The whole issue was quite complicated from my perspective.

First we had the very slow take up of VGA in PC games, this meant the Amiga enjoyed superior graphics for quite a while (up to very early 90s) when the games companies in the EU where still producing EGA games as standard and VGA as a bonus.

Thing is once 256 colour VGA was adopted as default on PC games they were home free. The PC, unlike the Amiga, has just one source of power driving all their games, until much later when 3D accelerator cards became anything like a standard and affordable.

This meant that if you had purchased a copy of any game for your 386 PC, two years later you would be able to see a massive increase in speed just by running it on your new Pentium PC. Win for consumers, win for the programmers.
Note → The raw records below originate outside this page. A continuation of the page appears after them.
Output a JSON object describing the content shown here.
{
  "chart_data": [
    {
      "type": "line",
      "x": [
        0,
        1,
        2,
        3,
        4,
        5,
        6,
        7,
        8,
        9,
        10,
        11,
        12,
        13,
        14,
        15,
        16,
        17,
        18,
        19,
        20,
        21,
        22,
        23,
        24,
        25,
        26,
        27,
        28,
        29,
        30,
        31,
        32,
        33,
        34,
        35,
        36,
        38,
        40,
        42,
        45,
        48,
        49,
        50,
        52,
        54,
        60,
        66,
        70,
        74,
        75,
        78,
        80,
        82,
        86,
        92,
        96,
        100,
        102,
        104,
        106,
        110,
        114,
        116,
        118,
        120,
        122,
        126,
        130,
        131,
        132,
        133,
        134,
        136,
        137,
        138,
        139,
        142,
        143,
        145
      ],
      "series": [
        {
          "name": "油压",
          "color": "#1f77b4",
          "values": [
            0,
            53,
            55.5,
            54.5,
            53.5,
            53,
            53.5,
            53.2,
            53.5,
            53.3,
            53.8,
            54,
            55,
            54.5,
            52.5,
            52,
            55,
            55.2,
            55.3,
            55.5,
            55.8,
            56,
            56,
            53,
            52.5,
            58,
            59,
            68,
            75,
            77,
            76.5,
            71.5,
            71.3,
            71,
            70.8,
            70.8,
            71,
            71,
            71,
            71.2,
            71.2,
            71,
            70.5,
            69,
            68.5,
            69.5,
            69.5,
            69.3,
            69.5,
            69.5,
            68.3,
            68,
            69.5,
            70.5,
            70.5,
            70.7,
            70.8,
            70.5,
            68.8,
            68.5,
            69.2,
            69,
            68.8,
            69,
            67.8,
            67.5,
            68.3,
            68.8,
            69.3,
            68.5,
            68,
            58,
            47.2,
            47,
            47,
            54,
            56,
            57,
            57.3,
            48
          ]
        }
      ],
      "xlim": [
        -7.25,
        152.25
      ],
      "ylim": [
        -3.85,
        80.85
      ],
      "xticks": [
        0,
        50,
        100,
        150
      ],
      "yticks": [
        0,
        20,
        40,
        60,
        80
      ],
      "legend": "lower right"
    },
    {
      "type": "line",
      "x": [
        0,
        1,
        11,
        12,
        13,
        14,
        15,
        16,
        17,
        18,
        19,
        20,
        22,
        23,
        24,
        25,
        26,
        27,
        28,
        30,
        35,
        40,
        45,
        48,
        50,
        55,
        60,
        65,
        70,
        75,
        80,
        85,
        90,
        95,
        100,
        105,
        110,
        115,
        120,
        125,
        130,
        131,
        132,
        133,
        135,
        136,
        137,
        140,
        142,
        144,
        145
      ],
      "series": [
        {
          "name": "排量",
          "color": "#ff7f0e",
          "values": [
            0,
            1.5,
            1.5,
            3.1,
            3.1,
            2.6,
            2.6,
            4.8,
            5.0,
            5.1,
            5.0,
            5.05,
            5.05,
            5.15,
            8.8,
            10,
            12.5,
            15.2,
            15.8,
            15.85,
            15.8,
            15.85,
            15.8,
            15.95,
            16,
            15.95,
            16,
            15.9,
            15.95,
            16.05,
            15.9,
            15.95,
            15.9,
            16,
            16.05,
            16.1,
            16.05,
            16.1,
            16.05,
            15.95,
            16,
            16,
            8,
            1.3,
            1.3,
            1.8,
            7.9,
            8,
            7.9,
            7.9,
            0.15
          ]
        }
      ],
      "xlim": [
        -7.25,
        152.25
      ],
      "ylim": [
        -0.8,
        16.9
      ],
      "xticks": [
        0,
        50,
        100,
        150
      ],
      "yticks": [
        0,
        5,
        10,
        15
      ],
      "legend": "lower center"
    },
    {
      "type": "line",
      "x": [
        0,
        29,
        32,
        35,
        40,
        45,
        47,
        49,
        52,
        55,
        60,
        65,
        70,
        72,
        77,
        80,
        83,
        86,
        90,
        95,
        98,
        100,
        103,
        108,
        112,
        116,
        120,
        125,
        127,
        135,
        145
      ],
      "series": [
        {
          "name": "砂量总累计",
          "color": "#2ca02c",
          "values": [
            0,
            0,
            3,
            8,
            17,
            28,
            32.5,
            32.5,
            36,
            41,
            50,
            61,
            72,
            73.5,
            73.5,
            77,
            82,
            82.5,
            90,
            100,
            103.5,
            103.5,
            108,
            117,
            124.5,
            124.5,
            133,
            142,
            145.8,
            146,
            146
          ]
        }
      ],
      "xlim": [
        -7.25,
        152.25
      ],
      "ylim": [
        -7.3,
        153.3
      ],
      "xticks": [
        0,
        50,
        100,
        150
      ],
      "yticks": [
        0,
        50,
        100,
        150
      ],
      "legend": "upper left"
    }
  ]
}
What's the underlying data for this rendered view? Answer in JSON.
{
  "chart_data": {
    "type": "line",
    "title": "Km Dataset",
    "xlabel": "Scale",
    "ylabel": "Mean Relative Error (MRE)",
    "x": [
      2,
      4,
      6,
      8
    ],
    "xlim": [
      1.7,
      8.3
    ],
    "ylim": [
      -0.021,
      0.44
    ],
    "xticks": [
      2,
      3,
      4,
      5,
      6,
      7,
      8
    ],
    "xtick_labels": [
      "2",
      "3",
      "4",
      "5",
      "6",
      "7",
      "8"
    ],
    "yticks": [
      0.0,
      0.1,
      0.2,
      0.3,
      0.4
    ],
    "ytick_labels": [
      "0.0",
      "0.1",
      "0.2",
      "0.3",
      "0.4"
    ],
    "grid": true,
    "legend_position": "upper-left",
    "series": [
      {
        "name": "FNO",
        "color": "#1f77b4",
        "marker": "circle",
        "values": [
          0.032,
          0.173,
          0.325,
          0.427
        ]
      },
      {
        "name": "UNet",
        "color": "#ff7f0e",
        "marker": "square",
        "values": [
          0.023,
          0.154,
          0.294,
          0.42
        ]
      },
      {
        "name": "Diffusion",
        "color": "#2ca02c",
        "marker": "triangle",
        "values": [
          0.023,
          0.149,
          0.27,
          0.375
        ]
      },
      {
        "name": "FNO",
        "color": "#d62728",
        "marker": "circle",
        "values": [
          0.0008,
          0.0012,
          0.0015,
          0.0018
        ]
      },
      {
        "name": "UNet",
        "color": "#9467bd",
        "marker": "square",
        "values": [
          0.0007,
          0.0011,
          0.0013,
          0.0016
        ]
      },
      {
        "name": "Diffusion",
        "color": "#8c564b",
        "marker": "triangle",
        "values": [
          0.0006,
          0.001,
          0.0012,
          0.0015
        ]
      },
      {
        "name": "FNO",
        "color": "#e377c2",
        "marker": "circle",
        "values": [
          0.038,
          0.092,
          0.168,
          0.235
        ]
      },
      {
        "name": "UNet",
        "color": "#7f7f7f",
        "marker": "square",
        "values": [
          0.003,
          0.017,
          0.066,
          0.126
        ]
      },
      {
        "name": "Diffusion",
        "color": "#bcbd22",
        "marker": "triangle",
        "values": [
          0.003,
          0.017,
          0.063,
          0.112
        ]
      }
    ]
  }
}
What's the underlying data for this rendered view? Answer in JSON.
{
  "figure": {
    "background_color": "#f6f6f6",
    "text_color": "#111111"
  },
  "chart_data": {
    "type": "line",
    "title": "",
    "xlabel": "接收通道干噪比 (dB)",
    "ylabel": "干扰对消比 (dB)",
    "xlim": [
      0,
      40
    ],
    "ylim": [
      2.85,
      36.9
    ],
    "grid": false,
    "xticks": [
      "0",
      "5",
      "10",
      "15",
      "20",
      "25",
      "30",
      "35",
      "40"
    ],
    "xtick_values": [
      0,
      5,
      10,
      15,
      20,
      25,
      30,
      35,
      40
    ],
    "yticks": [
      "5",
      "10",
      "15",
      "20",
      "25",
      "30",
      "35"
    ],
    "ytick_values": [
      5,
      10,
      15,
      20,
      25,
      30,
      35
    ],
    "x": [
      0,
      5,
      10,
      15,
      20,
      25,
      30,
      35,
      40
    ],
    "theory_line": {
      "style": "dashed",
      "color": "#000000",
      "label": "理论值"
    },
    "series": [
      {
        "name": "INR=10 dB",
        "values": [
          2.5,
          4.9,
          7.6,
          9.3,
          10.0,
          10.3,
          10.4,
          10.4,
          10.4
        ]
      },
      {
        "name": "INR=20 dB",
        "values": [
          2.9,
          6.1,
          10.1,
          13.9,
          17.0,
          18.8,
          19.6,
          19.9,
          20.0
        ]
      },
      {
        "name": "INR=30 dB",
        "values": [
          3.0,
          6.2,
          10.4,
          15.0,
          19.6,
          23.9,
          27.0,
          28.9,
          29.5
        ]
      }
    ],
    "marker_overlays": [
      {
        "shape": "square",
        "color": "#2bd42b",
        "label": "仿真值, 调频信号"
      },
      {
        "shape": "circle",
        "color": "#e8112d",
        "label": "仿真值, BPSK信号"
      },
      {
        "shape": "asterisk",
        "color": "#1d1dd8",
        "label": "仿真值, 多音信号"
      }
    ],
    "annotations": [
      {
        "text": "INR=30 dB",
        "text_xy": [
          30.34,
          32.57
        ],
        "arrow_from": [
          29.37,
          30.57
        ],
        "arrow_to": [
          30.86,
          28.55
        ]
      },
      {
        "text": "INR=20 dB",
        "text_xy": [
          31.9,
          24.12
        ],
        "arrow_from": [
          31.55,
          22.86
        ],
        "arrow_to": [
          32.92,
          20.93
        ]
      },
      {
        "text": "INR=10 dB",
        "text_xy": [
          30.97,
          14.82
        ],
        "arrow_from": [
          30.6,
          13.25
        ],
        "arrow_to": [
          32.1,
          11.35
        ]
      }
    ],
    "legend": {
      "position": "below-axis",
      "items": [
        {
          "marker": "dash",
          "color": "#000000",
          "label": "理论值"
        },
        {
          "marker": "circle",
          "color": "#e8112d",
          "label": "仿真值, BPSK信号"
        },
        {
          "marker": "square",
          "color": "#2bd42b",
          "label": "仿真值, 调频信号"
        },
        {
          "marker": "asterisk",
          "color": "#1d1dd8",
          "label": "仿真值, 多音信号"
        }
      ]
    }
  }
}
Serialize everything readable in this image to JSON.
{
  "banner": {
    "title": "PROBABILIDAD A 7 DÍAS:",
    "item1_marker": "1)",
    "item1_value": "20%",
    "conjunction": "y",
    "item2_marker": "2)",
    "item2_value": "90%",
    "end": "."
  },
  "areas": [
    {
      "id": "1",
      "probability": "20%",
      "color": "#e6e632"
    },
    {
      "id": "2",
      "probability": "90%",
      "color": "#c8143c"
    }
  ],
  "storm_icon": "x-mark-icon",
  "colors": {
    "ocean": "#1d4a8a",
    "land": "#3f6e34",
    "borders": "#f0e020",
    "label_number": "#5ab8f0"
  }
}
The whole thing is automatic and just a feature of the PC style of computing of that era, which had eventually reaped an advantage once VGA was supported for games.

Now enter AGA, for reasons best known to Commodore they chose to make the 256 colour mode planer...so 8 bit planes needed to be manipulated to generate a single colour out of 256. PCs went for a much more streamlined byte per pixel, this meant one write compared to 8 or so. Instant speed advantage there. How many games automatically improved due to running on an A1200...not many. Did Lotus III get instantly improved to Lotus II levels of speed and smoothness? Nope. Did Street Fighter improve? Nope. Etc etc.

Add to this fact that newer game styles had zero help from the Blitter/Copper duo on even AGA (eg Voxels on flight sims or just plain Doom engines) and were massively helped by the PC's byte per pixel screen arrangement of VGA and the always faster CPU speeds of PCs and you have the whole thing going down hill for the poor Amiga.

There were things C= could have done better, like a special byte/pixel 320x256 mode etc and going for CPU speed upgrade of say 28mhz 68020 on the A1200 for those that wanted it.

But C= had lost its way a long time ago, as well as its bank balance. So in the end it was inevitable I think.
 

Offline motrucker

Re: The rise of the PC game market - timeline
« Reply #5 on: February 12, 2010, 01:20:00 PM »
I think it was pretty simple, actually. DOOM did it. Wolvenstien 3D started it, DOOM did it, then Quake clinched it. Granted there were other reasons mixed in there, but ID software can pretty much be called the culprit.